We advocate for ADHD (and AuDHD) to be understood as an integral part of identity - not an inferior defect or disorder to be minimised, controlled or cured. The goal is to empower everyone to achieve well-being, purpose, and belonging as their fully integrated selves -welcoming their spiritedness, creativity, and unique abilities into our schools, workplaces, and society more broadly (… sorry for the rant).
Positioning parenting training as teaching parents to meet the “above-average parenting needs” of ADHD kids. This causes further stigma by implying something is inherently wrong or abnormal with these children compared to neurotypical kids.
Focusing a lot on changing behaviours and environments to fit societal expectations of concentration, impulse control, etc. Rather than questioning whether some of those expectations are reasonable or accepting ADHD traits.
Assuming the goal should be to “minimise symptoms” rather than helping kids thrive as their whole, authentic selves. This ties into the medical model of disability vs. the social model.
Not covering accommodations / inclusion for kids at a societal level - policies, attitudes, universal design, etc. The focus stays narrowly at an individual / family level.
I think it’s important we expand the discourse to challenge deficit-based assumptions and advocate for the rights and dignity of neurodiverse people. There are opportunities here for more socially just, accepting and empowering perspectives. What are your thoughts?

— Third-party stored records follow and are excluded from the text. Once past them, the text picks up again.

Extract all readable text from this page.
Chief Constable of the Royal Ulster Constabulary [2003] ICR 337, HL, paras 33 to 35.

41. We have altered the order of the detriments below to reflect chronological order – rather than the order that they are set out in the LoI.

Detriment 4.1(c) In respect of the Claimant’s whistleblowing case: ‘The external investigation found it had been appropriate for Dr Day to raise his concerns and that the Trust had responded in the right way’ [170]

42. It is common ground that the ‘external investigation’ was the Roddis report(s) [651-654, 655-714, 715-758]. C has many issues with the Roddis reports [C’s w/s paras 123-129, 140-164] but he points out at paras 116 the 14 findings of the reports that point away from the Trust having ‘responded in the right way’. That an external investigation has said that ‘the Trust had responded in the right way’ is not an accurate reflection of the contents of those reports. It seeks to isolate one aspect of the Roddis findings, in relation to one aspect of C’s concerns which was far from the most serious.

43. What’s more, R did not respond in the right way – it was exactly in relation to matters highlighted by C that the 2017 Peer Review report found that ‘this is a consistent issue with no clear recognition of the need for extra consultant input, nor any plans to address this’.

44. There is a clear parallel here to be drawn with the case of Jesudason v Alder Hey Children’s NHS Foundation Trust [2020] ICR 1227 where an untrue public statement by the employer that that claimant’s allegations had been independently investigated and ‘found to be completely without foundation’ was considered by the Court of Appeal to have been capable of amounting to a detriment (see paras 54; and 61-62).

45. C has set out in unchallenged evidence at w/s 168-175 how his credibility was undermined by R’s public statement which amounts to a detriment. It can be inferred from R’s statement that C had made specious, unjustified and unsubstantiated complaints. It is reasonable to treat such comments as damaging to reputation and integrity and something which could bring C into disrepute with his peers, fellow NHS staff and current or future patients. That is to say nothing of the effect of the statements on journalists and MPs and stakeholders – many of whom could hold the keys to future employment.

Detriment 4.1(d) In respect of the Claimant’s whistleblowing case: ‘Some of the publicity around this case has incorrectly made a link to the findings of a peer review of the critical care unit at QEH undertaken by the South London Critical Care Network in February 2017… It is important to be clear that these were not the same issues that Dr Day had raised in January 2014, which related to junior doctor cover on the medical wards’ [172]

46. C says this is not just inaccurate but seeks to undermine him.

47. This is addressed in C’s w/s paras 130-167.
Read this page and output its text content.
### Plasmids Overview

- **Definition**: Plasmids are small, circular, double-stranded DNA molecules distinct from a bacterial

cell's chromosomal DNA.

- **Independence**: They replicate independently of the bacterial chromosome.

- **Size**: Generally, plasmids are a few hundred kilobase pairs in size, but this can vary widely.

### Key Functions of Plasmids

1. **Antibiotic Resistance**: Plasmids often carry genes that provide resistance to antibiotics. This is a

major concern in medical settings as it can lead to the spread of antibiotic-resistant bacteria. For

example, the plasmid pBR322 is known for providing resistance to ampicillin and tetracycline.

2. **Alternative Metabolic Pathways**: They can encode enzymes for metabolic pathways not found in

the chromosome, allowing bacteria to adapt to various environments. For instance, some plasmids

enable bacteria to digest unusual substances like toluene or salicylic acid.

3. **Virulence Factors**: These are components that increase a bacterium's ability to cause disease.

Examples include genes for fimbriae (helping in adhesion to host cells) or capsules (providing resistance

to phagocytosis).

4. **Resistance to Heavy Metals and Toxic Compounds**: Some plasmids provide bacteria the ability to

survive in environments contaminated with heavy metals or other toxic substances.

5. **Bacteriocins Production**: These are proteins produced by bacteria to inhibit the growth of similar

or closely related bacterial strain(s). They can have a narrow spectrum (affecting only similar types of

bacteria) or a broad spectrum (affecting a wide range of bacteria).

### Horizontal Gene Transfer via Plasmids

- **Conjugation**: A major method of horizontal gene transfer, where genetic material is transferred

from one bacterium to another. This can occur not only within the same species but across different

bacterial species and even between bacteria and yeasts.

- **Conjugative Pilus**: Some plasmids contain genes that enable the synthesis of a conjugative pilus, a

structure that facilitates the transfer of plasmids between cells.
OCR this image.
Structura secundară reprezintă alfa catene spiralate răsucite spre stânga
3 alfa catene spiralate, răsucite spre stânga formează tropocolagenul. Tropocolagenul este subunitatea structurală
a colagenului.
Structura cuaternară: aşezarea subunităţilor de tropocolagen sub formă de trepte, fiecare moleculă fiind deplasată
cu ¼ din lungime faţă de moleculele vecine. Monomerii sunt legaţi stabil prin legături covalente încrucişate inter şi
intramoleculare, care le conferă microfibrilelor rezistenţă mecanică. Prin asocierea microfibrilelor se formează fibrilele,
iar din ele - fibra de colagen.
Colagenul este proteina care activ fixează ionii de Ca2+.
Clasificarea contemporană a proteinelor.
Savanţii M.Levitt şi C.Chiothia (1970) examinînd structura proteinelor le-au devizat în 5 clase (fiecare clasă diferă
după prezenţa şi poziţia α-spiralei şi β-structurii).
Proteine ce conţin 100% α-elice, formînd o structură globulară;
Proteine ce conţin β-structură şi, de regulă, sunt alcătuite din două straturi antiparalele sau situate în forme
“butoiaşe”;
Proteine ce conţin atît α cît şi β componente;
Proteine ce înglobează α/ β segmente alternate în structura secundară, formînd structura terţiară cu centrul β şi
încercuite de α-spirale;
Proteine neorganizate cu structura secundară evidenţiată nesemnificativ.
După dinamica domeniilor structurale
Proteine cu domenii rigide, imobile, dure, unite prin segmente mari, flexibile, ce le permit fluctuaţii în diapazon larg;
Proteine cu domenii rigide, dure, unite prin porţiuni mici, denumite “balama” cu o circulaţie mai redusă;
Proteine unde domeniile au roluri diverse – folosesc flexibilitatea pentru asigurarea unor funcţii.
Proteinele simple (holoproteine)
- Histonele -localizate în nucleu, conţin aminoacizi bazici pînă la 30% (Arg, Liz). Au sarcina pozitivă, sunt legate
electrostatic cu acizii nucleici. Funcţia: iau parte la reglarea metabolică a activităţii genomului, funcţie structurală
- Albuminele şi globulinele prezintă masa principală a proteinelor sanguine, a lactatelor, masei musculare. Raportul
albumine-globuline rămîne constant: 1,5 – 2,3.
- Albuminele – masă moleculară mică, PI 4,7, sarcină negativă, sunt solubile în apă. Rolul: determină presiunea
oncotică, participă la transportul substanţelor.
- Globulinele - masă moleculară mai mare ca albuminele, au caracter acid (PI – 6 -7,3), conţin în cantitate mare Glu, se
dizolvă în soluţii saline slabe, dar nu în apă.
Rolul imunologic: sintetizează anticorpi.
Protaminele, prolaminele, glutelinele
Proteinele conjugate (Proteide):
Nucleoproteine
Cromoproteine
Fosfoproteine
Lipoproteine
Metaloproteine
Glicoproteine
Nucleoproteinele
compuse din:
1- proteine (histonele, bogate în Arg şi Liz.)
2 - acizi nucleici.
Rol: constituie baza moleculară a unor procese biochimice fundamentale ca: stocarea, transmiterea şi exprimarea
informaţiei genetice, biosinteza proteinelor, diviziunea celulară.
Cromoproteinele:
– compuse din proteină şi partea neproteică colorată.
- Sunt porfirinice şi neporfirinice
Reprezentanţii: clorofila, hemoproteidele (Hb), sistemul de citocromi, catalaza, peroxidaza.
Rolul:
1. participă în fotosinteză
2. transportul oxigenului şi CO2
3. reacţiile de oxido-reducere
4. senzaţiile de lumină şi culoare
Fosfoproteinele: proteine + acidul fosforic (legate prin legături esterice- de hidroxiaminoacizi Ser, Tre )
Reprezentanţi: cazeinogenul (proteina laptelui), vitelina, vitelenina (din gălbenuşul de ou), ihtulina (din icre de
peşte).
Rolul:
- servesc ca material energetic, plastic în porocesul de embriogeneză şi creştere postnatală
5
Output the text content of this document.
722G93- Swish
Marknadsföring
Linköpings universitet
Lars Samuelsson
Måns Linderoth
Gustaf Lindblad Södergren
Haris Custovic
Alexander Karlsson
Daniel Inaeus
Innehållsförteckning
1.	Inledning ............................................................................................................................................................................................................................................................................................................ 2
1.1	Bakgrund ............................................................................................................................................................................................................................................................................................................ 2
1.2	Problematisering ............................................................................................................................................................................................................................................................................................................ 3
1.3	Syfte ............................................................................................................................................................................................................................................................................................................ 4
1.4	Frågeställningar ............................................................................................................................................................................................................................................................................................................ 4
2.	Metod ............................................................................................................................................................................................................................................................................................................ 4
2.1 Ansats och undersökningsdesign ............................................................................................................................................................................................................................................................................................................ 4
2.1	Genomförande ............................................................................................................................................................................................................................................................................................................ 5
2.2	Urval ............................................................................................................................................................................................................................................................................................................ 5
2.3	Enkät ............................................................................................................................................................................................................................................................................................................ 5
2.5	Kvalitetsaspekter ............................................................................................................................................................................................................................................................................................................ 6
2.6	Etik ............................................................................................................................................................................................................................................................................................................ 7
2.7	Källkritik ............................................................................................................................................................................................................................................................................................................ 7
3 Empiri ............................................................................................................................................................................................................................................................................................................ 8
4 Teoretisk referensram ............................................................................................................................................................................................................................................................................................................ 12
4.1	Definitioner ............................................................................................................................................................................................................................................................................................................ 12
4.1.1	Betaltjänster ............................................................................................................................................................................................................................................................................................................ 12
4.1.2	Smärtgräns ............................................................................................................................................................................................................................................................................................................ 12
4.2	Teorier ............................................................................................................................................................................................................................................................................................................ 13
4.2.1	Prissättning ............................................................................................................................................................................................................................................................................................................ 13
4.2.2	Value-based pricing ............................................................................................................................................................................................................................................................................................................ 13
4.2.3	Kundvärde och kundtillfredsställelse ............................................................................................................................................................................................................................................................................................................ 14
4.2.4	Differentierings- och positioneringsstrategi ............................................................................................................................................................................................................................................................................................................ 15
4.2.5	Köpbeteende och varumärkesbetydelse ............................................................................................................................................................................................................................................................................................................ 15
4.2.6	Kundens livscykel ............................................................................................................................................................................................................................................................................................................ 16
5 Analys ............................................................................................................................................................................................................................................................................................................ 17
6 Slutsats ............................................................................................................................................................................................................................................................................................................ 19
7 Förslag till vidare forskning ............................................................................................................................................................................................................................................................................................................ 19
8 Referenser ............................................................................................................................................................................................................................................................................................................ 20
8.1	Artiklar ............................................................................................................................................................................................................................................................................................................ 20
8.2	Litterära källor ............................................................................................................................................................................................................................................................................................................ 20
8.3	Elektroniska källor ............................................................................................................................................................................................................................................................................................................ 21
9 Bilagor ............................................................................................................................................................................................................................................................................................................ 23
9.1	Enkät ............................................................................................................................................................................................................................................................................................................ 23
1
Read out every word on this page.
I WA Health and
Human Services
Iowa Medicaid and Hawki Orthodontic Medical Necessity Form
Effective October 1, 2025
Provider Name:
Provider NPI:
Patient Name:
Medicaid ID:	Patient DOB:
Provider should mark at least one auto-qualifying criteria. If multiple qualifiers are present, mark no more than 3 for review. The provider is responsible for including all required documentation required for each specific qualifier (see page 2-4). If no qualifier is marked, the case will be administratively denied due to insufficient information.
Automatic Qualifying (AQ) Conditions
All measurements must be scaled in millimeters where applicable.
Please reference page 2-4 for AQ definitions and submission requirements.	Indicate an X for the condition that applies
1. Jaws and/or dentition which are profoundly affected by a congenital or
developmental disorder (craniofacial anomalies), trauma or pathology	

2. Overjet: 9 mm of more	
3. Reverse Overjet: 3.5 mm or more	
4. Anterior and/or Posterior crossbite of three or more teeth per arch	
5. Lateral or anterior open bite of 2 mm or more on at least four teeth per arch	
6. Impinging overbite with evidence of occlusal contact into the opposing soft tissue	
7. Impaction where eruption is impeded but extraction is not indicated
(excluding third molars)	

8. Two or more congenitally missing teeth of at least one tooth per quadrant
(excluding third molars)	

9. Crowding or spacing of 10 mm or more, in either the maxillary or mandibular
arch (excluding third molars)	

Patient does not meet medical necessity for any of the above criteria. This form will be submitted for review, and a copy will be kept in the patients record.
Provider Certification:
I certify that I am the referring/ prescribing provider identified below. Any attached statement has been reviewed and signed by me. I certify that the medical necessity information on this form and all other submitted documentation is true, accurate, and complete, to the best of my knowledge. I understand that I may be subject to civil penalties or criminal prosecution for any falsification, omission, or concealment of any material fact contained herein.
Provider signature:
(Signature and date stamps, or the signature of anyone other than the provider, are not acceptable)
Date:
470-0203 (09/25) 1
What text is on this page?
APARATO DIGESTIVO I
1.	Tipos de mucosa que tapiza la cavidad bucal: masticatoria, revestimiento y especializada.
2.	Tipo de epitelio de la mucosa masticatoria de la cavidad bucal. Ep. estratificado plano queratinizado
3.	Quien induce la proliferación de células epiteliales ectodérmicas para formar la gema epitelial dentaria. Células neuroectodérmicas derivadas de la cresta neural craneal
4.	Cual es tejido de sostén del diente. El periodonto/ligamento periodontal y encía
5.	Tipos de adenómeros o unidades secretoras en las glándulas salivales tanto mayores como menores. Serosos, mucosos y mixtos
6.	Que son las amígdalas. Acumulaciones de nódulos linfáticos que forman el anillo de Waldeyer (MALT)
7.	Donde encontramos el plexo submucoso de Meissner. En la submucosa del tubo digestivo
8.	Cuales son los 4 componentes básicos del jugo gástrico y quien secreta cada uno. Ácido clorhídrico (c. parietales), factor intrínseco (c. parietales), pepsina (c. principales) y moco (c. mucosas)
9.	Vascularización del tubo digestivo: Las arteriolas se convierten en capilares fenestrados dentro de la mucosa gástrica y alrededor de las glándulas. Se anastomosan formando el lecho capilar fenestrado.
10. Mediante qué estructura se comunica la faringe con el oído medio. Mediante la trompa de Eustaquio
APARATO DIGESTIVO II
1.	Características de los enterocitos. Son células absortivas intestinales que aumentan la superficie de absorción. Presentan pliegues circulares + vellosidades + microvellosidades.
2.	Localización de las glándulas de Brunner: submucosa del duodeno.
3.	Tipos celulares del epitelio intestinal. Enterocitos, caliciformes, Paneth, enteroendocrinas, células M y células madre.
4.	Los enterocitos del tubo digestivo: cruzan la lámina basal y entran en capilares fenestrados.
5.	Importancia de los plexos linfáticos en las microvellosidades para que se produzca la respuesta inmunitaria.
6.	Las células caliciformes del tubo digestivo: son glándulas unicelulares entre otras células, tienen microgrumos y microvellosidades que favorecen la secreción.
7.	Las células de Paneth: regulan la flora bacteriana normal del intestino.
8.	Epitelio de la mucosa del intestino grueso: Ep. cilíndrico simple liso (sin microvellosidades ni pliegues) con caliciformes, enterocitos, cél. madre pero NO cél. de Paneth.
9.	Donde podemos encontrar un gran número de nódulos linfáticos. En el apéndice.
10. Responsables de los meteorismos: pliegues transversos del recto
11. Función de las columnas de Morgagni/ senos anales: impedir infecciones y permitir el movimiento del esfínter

Blaming individuals for the problems created by society
This article's tight focus on ADHD interventions at the individual and family level reflects the broader neoliberal mindset prevalent in American society today. By continually directing solutions back towards personal responsibility, self-optimisation, and the nuclear home, it fails to zoom out and recognise how many of the challenges around neurodiversity are rooted in systemic barriers and cultural attitudes.
The subtext here is that if your ‘ADHD child’ is still struggling after medication and family training programs, the fault and duty to solve it lies squarely within your household. This perspective aligns closely with neoliberalism’s emphasis on meritocracy, productivity, self-reliance, and personal grit over any consideration of external conditions or the need for societal change.
Insidiously, the article pads this narrow prescription with sponsored links for companies aiming to profit off families’ anxiety around ADHD behavioural challenges. This amiably-presented, “life hack” style content that leads families to purchase more apps, training tools, and pharmaceutical products to get their child ‘back on track.’ It's a sort of Neurolinguistic Programming approach that subtly preys on parents’ desires for fast fixes and their fears of being judged for their child’s condition.
By medicalizing differences without questioning whether systemic expectations should shift, then conveniently providing consumer solutions, such articles further the neoliberal agenda that absorbs societal responsibilities into private households. Rather than advocating to improve ADA policies, school inclusion, or awareness around neurodiversity, it keeps the onus on parents to optimise themselves and their children.
The narrow solutions therefore betray the narrow underlying story - one where societal augmentation is no longer viewed as necessary or viable to support human diversity. The imperative stays firmly with families and individuals expected to purchase, upgrade, and bootstrap themselves in order to fit unchanged structures and standards. We must challenge this complacent narrative and shift policy to lift demands off everyday people struggling to freshly adapt themselves amidst unbudging systems.